The hot line is now in operation from 9 a.m. to 5 p.m. Eastern Time, seven days a week, and will also be operating from 8 a.m. to 2 p.m. on Thanksgiving Day. The number is 1-800-535-4555.

Cooking turkeys days ahead and freezing them for the holiday, cooking them and taking the bird to relatives, stuffing the fowl and other potential problems are among the most common topics discussed.

The department's Food Safety and Inspection Service has compiled a list of the six top turkey questions it gets each year, and the answers.

Question: How long will turkey last in the freezer?

Answer: A whole frozen turkey can be stored in a home freezer at 0 degrees for up to one year without appreciable loss of quality. To prevent freezer burn, wrap the turkey in heavy freezer paper.

Q: Which tastes better, fresh or frozen turkey?

A: There is no significant difference in quality between a fresh turkey and a frozen one. But you can only keep a fresh turkey refrigerated one to two days before cooking.

Q: How should I thaw a turkey?

A: Thawing a turkey in the refrigerator is the preferred method. Allow one day for each five pounds.

If in a hurry, thaw the turkey in a clean sink. Cover the bird with cold water, changing the water every 30 minutes to keep it cool. Allow six to nine hours for a 12- to 16-pound turkey, nine to 11 hours for a 16- to 20-pound bird.

Turkey can also be thawed in the microwave oven, if it will fit.

Be ready to cook the bird as soon as it is thawed.

Q: What's the safest way to stuff a turkey?

A: Stuff the turkey just before you put it in the oven. To save time, chop up and refrigerate the stuffing ingredients the night before. Combine everything in the morning, just before roasting. Stuff the bird loosely.

Q: What's the best way to cook a picture-perfect turkey?

A: There are several good cooking methods which will provide a delicious, tender turkey.

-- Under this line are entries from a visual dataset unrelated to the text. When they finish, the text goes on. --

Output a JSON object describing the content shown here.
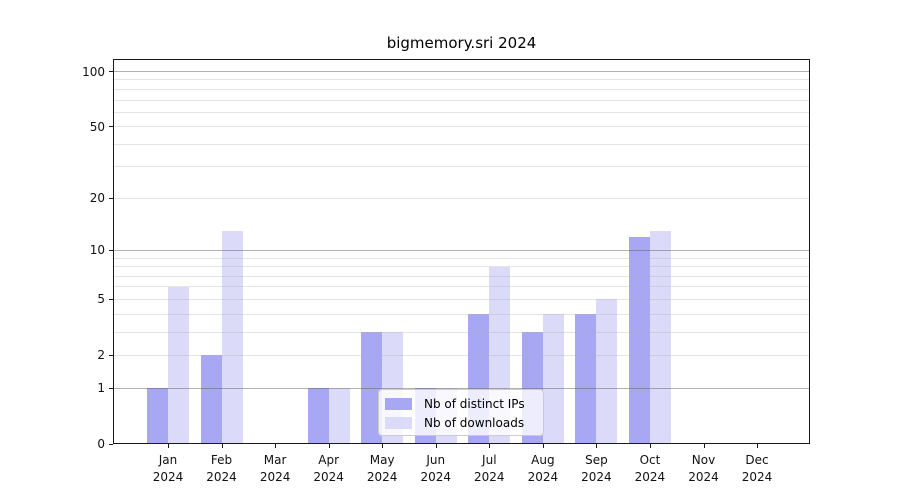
{
  "chart": {
    "title": "bigmemory.sri 2024"
  },
  "chart_data": {
    "type": "bar",
    "title": "bigmemory.sri 2024",
    "categories": [
      "Jan",
      "Feb",
      "Mar",
      "Apr",
      "May",
      "Jun",
      "Jul",
      "Aug",
      "Sep",
      "Oct",
      "Nov",
      "Dec"
    ],
    "x_tick_year": "2024",
    "series": [
      {
        "name": "Nb of distinct IPs",
        "color": "#a7a7f3",
        "values": [
          1,
          2,
          0,
          1,
          3,
          1,
          4,
          3,
          4,
          12,
          0,
          0
        ]
      },
      {
        "name": "Nb of downloads",
        "color": "#dbdbf9",
        "values": [
          6,
          13,
          0,
          1,
          3,
          1,
          8,
          4,
          5,
          13,
          0,
          0
        ]
      }
    ],
    "y_axis": {
      "scale": "log1p",
      "tick_labels": [
        100,
        50,
        20,
        10,
        5,
        2,
        1,
        0
      ],
      "major_gridlines": [
        1,
        10,
        100
      ],
      "minor_gridlines": [
        2,
        3,
        4,
        5,
        6,
        7,
        8,
        9,
        20,
        30,
        40,
        50,
        60,
        70,
        80,
        90
      ],
      "ylim": [
        0,
        116
      ]
    },
    "legend": {
      "position": "lower center",
      "items": [
        "Nb of distinct IPs",
        "Nb of downloads"
      ]
    },
    "grid": true,
    "background_color": "#ffffff",
    "frame_color": "#1a1a1a"
  }
}
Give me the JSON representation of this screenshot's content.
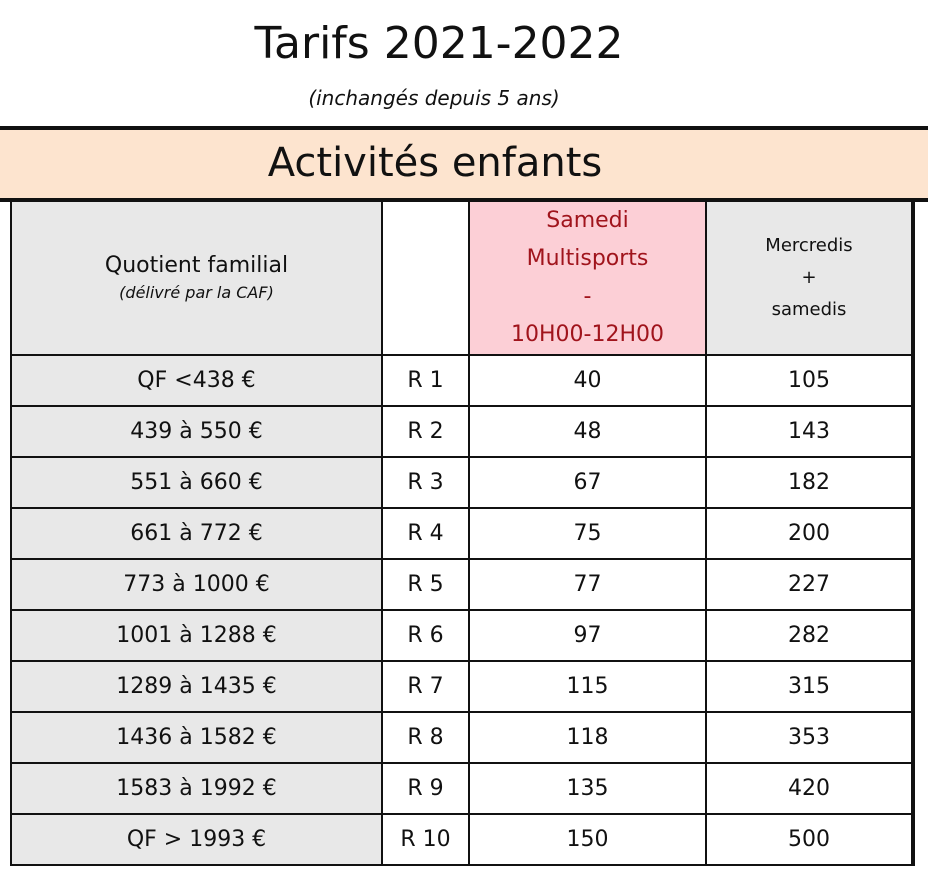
{
  "header": {
    "title": "Tarifs 2021-2022",
    "subtitle": "(inchangés depuis 5 ans)",
    "section": "Activités enfants"
  },
  "table": {
    "columns": {
      "qf_label": "Quotient familial",
      "qf_note": "(délivré par la CAF)",
      "range_label": "",
      "samedi_lines": [
        "Samedi",
        "Multisports",
        "-",
        "10H00-12H00"
      ],
      "mercredis_lines": [
        "Mercredis",
        "+",
        "samedis"
      ]
    },
    "rows": [
      {
        "qf": "QF <438 €",
        "range": "R 1",
        "samedi": "40",
        "mercredis": "105"
      },
      {
        "qf": "439 à 550 €",
        "range": "R 2",
        "samedi": "48",
        "mercredis": "143"
      },
      {
        "qf": "551 à 660 €",
        "range": "R 3",
        "samedi": "67",
        "mercredis": "182"
      },
      {
        "qf": "661 à 772 €",
        "range": "R 4",
        "samedi": "75",
        "mercredis": "200"
      },
      {
        "qf": "773 à 1000 €",
        "range": "R 5",
        "samedi": "77",
        "mercredis": "227"
      },
      {
        "qf": "1001 à 1288 €",
        "range": "R 6",
        "samedi": "97",
        "mercredis": "282"
      },
      {
        "qf": "1289 à 1435 €",
        "range": "R 7",
        "samedi": "115",
        "mercredis": "315"
      },
      {
        "qf": "1436 à 1582 €",
        "range": "R 8",
        "samedi": "118",
        "mercredis": "353"
      },
      {
        "qf": "1583 à 1992 €",
        "range": "R 9",
        "samedi": "135",
        "mercredis": "420"
      },
      {
        "qf": "QF > 1993 €",
        "range": "R 10",
        "samedi": "150",
        "mercredis": "500"
      }
    ]
  },
  "colors": {
    "band": "#fde4cf",
    "header_grey": "#e8e8e8",
    "samedi_pink": "#fccfd6",
    "samedi_text": "#a0141c"
  }
}
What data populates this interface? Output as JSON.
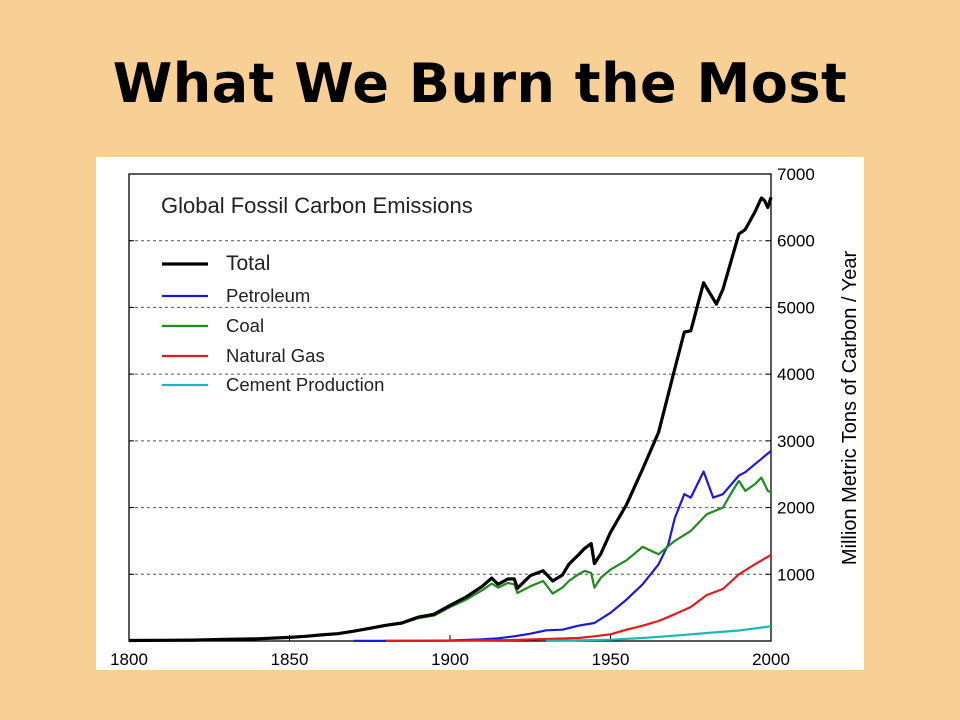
{
  "slide": {
    "title": "What We Burn the Most",
    "background_color": "#f8d095"
  },
  "chart_data": {
    "type": "line",
    "title": "Global Fossil Carbon Emissions",
    "xlabel": "",
    "ylabel": "Million Metric Tons of Carbon / Year",
    "xlim": [
      1800,
      2000
    ],
    "ylim": [
      0,
      7000
    ],
    "x_ticks": [
      1800,
      1850,
      1900,
      1950,
      2000
    ],
    "y_ticks": [
      1000,
      2000,
      3000,
      4000,
      5000,
      6000,
      7000
    ],
    "y_axis_side": "right",
    "grid": "horizontal dashed",
    "legend_position": "top-left",
    "series": [
      {
        "name": "Total",
        "color": "#000000",
        "points": [
          [
            1800,
            8
          ],
          [
            1810,
            10
          ],
          [
            1820,
            14
          ],
          [
            1830,
            24
          ],
          [
            1840,
            33
          ],
          [
            1850,
            54
          ],
          [
            1855,
            70
          ],
          [
            1860,
            91
          ],
          [
            1865,
            110
          ],
          [
            1870,
            147
          ],
          [
            1875,
            190
          ],
          [
            1880,
            236
          ],
          [
            1885,
            270
          ],
          [
            1890,
            356
          ],
          [
            1895,
            400
          ],
          [
            1900,
            534
          ],
          [
            1905,
            660
          ],
          [
            1910,
            819
          ],
          [
            1913,
            943
          ],
          [
            1915,
            850
          ],
          [
            1918,
            930
          ],
          [
            1920,
            932
          ],
          [
            1921,
            790
          ],
          [
            1925,
            980
          ],
          [
            1929,
            1053
          ],
          [
            1932,
            900
          ],
          [
            1935,
            990
          ],
          [
            1937,
            1150
          ],
          [
            1940,
            1290
          ],
          [
            1942,
            1390
          ],
          [
            1944,
            1460
          ],
          [
            1945,
            1160
          ],
          [
            1947,
            1310
          ],
          [
            1950,
            1630
          ],
          [
            1955,
            2043
          ],
          [
            1960,
            2577
          ],
          [
            1965,
            3130
          ],
          [
            1970,
            4076
          ],
          [
            1973,
            4630
          ],
          [
            1975,
            4650
          ],
          [
            1979,
            5370
          ],
          [
            1983,
            5050
          ],
          [
            1985,
            5270
          ],
          [
            1990,
            6100
          ],
          [
            1992,
            6170
          ],
          [
            1995,
            6430
          ],
          [
            1997,
            6640
          ],
          [
            1998,
            6600
          ],
          [
            1999,
            6500
          ],
          [
            2000,
            6650
          ]
        ]
      },
      {
        "name": "Petroleum",
        "color": "#1a1ad8",
        "points": [
          [
            1870,
            1
          ],
          [
            1890,
            3
          ],
          [
            1900,
            8
          ],
          [
            1910,
            25
          ],
          [
            1915,
            40
          ],
          [
            1920,
            70
          ],
          [
            1925,
            110
          ],
          [
            1930,
            160
          ],
          [
            1935,
            170
          ],
          [
            1940,
            230
          ],
          [
            1945,
            270
          ],
          [
            1950,
            423
          ],
          [
            1955,
            620
          ],
          [
            1960,
            850
          ],
          [
            1965,
            1150
          ],
          [
            1968,
            1450
          ],
          [
            1970,
            1838
          ],
          [
            1973,
            2200
          ],
          [
            1975,
            2150
          ],
          [
            1979,
            2540
          ],
          [
            1982,
            2150
          ],
          [
            1985,
            2200
          ],
          [
            1990,
            2480
          ],
          [
            1992,
            2530
          ],
          [
            1995,
            2650
          ],
          [
            2000,
            2850
          ]
        ]
      },
      {
        "name": "Coal",
        "color": "#1e8c1e",
        "points": [
          [
            1800,
            8
          ],
          [
            1810,
            10
          ],
          [
            1820,
            14
          ],
          [
            1830,
            24
          ],
          [
            1840,
            33
          ],
          [
            1850,
            54
          ],
          [
            1855,
            70
          ],
          [
            1860,
            91
          ],
          [
            1865,
            110
          ],
          [
            1870,
            146
          ],
          [
            1875,
            188
          ],
          [
            1880,
            230
          ],
          [
            1885,
            262
          ],
          [
            1890,
            340
          ],
          [
            1895,
            380
          ],
          [
            1900,
            508
          ],
          [
            1905,
            620
          ],
          [
            1910,
            760
          ],
          [
            1913,
            860
          ],
          [
            1915,
            800
          ],
          [
            1918,
            870
          ],
          [
            1920,
            850
          ],
          [
            1921,
            720
          ],
          [
            1925,
            820
          ],
          [
            1929,
            900
          ],
          [
            1932,
            710
          ],
          [
            1935,
            800
          ],
          [
            1937,
            900
          ],
          [
            1940,
            1000
          ],
          [
            1942,
            1050
          ],
          [
            1944,
            1020
          ],
          [
            1945,
            800
          ],
          [
            1947,
            950
          ],
          [
            1950,
            1070
          ],
          [
            1955,
            1210
          ],
          [
            1960,
            1410
          ],
          [
            1965,
            1300
          ],
          [
            1970,
            1500
          ],
          [
            1975,
            1650
          ],
          [
            1980,
            1900
          ],
          [
            1985,
            2000
          ],
          [
            1988,
            2250
          ],
          [
            1990,
            2400
          ],
          [
            1992,
            2250
          ],
          [
            1995,
            2350
          ],
          [
            1997,
            2450
          ],
          [
            1999,
            2250
          ],
          [
            2000,
            2230
          ]
        ]
      },
      {
        "name": "Natural Gas",
        "color": "#e01c1c",
        "points": [
          [
            1880,
            1
          ],
          [
            1900,
            5
          ],
          [
            1920,
            15
          ],
          [
            1930,
            30
          ],
          [
            1940,
            45
          ],
          [
            1945,
            70
          ],
          [
            1950,
            100
          ],
          [
            1955,
            170
          ],
          [
            1960,
            230
          ],
          [
            1965,
            300
          ],
          [
            1970,
            400
          ],
          [
            1975,
            510
          ],
          [
            1980,
            690
          ],
          [
            1985,
            780
          ],
          [
            1990,
            1000
          ],
          [
            1995,
            1150
          ],
          [
            2000,
            1290
          ]
        ]
      },
      {
        "name": "Cement Production",
        "color": "#1cb8b8",
        "points": [
          [
            1930,
            5
          ],
          [
            1940,
            10
          ],
          [
            1950,
            20
          ],
          [
            1960,
            45
          ],
          [
            1970,
            80
          ],
          [
            1980,
            120
          ],
          [
            1990,
            157
          ],
          [
            2000,
            220
          ]
        ]
      }
    ]
  }
}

You can roast the bird, uncovered, in a 325-degree oven. This will give drier meat but great roasted flavor. Or you can put the bird in an oven cooking bag, which will give moister meat in a shorter time. Microwaves, rotisseries and even an outdoor kettle grill can also be used.

Q: Can I cook the turkey the day before Thanksgiving?

A: Cooking ahead requires special attention to safe handling. First, cook the bird to an internal temperature of 180 degrees in an oven set no lower than 325 degrees. Bake the stuffing separately.

When it is fully roasted, let the bird stand for minutes. Then carve the meat off, leaving the legs, thighs and wings intact if you like.

Refrigerate the turkey meat in small, shallow containers.

On Thanksgiving Day, reheat the meat in a 325-degree oven or in the microwave. To keep the meat tender when using a conventional oven, cover it with gravy or reserved natural juices.

Serve the heated slices on a platter with the drumsticks and wings garnishing the edges.

Occasionally people will suggest cooking a turkey all night in a low oven. Don't do this, the department warns. Dangerous bacteria can multiply in a turkey cooked at a temperature lower than 325 degrees, the department says.

A particularly dangerous practice is partially cooking the turkey ahead of time and finishing it later, since it may not get hot enough to kill the bacteria either time, food safety experts warn.

People who want to take a turkey with them on a Thanksgiving visit to friends or relatives should cook it ahead and freeze the meat, transport it in an insulated cooler and rewarm it there.